So this is why we keep electronc notebooks, I went back to my old Geoduck stuff, grabbed the relatedness matrix stuff, and cut and paste.
setwd("~/Documents/C-virginica-BSSeq/MethylExtract/VCFs/")
vcf.filenames<- list.files(path = ".", pattern = ".vcf")
## Goes through and bgzips and tabixs each file, a requirement of vcf-merge
for(i in 1:length(vcf.filenames)) {
system(paste0("bgzip -c ", vcf.filenames[i], " > ", substr(vcf.filenames[i],1 , 22), ".gz"))
system(paste0("tabix ", substr(vcf.filenames[i],1 , 22), ".gz"))
}
list.files(path = ".", pattern = "*.*")
[1] "2112_lane1_ACAGTG_SNVs.gz" "2112_lane1_ACAGTG_SNVs.gz.tbi" "2112_lane1_ACAGTG_SNVs.vcf"
[4] "2112_lane1_ATCACG_SNVs.gz" "2112_lane1_ATCACG_SNVs.gz.tbi" "2112_lane1_ATCACG_SNVs.vcf"
[7] "2112_lane1_CAGATC_SNVs.gz" "2112_lane1_CAGATC_SNVs.gz.tbi" "2112_lane1_CAGATC_SNVs.vcf"
[10] "2112_lane1_GCCAAT_SNVs.gz" "2112_lane1_GCCAAT_SNVs.gz.tbi" "2112_lane1_GCCAAT_SNVs.vcf"
[13] "2112_lane1_TGACCA_SNVs.gz" "2112_lane1_TGACCA_SNVs.gz.tbi" "2112_lane1_TGACCA_SNVs.vcf"

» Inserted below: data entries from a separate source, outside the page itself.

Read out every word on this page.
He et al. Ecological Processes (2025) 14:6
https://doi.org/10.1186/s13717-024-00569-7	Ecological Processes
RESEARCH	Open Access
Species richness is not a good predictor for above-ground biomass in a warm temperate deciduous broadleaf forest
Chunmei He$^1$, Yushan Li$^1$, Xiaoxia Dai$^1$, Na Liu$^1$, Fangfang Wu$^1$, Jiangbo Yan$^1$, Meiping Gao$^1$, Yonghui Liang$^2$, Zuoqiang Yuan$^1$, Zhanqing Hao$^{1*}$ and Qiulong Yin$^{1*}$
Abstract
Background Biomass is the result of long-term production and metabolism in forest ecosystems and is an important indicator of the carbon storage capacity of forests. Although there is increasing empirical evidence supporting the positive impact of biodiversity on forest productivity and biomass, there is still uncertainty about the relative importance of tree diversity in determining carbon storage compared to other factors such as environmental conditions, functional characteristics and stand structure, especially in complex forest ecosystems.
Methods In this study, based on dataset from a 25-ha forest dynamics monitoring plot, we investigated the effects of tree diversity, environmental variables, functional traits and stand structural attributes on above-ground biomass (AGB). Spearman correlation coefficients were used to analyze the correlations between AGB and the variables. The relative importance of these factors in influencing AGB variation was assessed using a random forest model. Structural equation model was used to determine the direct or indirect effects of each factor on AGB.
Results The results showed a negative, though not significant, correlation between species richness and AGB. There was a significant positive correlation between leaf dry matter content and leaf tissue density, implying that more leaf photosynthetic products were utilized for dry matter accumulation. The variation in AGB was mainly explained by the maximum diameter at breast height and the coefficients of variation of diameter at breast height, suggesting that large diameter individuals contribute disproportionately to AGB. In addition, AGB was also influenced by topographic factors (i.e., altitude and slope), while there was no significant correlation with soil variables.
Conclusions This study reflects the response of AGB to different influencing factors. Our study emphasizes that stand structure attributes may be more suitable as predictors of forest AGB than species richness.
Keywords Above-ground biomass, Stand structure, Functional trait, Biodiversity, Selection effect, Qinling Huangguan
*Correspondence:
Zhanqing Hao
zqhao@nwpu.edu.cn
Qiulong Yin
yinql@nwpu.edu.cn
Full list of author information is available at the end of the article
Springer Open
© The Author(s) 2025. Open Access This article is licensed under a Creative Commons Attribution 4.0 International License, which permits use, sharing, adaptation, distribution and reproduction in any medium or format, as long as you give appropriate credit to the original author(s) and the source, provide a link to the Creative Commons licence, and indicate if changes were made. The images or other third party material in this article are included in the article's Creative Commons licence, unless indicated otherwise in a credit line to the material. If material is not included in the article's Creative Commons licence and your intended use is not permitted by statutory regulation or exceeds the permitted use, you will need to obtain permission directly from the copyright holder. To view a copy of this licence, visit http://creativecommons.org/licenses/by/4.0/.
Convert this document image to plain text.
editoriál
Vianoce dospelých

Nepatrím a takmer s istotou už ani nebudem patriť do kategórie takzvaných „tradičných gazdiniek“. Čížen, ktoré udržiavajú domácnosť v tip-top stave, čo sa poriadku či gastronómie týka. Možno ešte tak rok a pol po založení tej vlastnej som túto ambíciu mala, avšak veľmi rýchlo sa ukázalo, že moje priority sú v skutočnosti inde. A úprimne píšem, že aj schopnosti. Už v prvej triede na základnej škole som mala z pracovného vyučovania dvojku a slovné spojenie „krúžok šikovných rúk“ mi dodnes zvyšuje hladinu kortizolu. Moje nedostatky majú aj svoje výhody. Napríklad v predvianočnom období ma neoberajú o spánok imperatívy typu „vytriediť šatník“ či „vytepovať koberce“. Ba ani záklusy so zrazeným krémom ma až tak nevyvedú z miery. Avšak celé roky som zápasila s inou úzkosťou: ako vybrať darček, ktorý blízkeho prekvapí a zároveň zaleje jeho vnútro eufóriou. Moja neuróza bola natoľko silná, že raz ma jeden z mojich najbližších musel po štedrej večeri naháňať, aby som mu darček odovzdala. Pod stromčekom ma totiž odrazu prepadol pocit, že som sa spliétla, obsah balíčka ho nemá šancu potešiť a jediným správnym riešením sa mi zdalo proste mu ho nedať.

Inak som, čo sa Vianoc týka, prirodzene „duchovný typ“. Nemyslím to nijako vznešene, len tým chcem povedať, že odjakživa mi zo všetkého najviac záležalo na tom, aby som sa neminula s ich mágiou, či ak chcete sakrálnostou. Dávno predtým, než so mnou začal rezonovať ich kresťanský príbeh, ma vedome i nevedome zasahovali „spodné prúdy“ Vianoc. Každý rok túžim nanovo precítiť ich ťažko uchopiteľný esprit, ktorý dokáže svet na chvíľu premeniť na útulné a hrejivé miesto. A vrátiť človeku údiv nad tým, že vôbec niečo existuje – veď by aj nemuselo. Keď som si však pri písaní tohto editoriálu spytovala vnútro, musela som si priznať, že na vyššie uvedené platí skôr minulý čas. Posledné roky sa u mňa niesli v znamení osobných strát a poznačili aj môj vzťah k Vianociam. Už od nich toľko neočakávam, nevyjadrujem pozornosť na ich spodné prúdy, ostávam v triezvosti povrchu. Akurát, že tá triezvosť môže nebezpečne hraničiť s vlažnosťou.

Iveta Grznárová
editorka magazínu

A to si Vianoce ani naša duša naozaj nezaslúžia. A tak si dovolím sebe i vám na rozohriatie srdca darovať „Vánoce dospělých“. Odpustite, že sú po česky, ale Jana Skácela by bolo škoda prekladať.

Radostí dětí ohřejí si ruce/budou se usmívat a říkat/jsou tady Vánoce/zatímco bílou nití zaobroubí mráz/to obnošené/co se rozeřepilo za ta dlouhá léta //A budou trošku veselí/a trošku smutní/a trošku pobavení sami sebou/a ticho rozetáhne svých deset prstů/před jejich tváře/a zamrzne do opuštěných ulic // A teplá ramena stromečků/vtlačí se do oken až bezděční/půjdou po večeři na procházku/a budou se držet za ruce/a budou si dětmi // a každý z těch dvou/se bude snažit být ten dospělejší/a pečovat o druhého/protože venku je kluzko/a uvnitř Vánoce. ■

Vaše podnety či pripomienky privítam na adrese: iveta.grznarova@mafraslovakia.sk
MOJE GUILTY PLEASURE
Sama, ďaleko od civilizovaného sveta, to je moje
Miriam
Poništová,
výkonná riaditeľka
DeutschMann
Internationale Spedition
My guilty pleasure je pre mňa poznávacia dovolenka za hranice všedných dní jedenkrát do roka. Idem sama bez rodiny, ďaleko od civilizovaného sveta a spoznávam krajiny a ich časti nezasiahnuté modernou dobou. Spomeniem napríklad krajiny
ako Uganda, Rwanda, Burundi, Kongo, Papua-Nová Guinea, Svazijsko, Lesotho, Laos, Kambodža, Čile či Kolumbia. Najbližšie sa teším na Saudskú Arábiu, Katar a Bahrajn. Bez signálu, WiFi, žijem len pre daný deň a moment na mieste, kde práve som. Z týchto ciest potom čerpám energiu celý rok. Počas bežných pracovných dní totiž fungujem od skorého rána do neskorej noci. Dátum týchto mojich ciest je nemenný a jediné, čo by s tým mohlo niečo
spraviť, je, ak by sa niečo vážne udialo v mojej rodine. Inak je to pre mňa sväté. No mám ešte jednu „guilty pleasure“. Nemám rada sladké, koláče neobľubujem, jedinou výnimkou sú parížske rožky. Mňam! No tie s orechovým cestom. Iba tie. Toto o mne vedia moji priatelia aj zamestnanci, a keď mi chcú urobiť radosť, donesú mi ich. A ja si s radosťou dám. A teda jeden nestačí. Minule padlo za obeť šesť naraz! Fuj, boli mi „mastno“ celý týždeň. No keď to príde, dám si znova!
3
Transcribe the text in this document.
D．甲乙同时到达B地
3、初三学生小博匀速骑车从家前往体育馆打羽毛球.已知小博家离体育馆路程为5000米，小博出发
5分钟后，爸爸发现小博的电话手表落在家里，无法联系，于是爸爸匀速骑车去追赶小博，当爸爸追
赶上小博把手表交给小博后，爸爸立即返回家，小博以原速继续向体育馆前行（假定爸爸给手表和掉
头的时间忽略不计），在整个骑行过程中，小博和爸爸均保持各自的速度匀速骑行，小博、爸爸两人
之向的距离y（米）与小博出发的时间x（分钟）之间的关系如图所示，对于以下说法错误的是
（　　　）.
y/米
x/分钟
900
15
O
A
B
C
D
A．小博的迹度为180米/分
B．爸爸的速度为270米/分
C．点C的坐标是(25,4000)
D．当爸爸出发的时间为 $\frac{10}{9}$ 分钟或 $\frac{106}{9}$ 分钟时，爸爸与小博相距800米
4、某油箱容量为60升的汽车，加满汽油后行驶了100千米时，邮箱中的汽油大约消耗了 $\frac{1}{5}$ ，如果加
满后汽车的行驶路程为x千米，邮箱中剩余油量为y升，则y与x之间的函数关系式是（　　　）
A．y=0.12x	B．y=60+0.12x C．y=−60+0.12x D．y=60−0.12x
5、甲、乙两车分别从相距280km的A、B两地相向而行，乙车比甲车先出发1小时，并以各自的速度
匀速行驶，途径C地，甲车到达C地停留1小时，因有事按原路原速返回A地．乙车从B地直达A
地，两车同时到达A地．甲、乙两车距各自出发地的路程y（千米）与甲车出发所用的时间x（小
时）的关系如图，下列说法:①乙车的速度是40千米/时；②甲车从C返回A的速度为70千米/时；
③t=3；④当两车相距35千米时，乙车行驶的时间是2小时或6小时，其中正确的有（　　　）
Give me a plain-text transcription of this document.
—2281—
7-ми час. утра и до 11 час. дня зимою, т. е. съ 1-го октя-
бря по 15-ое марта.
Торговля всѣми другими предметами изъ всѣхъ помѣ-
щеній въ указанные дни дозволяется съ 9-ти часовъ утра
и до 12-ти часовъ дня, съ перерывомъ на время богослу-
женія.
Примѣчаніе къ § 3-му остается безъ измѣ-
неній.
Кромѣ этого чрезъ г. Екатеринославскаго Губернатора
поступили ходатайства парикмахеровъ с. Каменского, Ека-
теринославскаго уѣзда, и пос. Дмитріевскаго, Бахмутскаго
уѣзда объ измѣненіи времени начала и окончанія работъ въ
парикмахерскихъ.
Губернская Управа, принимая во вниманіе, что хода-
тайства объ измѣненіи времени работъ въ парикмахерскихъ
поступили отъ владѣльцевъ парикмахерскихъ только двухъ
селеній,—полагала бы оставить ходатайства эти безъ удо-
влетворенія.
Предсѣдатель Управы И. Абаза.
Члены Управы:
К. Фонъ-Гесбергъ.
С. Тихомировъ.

[16] "2112_lane1_TTAGGC_SNVs.gz" "2112_lane1_TTAGGC_SNVs.gz.tbi" "2112_lane1_TTAGGC_SNVs.vcf"
## performes the actual merge on all avaialble bgzipped files. It would be wise to only have VCF files in this directory, so strange things don't happen.
setwd("~/Documents/C-virginica-BSSeq/MethylExtract/VCFs/")
system("vcf-merge *.gz > merged.vcf")
gzip: stdout: Broken pipe
Using column name 'NA0001' for 2112_lane1_ACAGTG_SNVs.gz:NA0001
gzip: stdout: Broken pipe
Using column name '2112_lane1_ATCACG_SNVs_NA0001' for 2112_lane1_ATCACG_SNVs.gz:NA0001
gzip: stdout: Broken pipe
Using column name '2112_lane1_CAGATC_SNVs_NA0001' for 2112_lane1_CAGATC_SNVs.gz:NA0001
gzip: stdout: Broken pipe
Using column name '2112_lane1_GCCAAT_SNVs_NA0001' for 2112_lane1_GCCAAT_SNVs.gz:NA0001
gzip: stdout: Broken pipe
Using column name '2112_lane1_TGACCA_SNVs_NA0001' for 2112_lane1_TGACCA_SNVs.gz:NA0001
gzip: stdout: Broken pipe
Using column name '2112_lane1_TTAGGC_SNVs_NA0001' for 2112_lane1_TTAGGC_SNVs.gz:NA0001
system("vcftools --relatedness --vcf merged.vcf --out relatedness")
VCFtools - UNKNOWN
(C) Adam Auton and Anthony Marcketta 2009
Parameters as interpreted:
--vcf merged.vcf
--out relatedness
--relatedness
After filtering, kept 6 out of 6 Individuals
Outputting Individual Relatedness
Relatedness: Only using fully diploid sites.
Relatedness: Only using biallelic sites.
After filtering, kept 307273 out of a possible 307273 Sites
Run Time = 2.00 seconds
system("head relatedness.relatedness")
INDV1 INDV2 RELATEDNESS_AJK
NA0001 NA0001 0.909934
NA0001 2112_lane1_ATCACG_SNVs_NA0001 -0.104487
NA0001 2112_lane1_CAGATC_SNVs_NA0001 -0.0215528
NA0001 2112_lane1_GCCAAT_SNVs_NA0001 -0.276806
NA0001 2112_lane1_TGACCA_SNVs_NA0001 -0.120841
NA0001 2112_lane1_TTAGGC_SNVs_NA0001 -0.103631
2112_lane1_ATCACG_SNVs_NA0001 2112_lane1_ATCACG_SNVs_NA0001 0.893281
2112_lane1_ATCACG_SNVs_NA0001 2112_lane1_CAGATC_SNVs_NA0001 -0.0845831
2112_lane1_ATCACG_SNVs_NA0001 2112_lane1_GCCAAT_SNVs_NA0001 -0.339836
That looks like my relatedness matrix. Now off to Excel to make the complete matrix for Macau.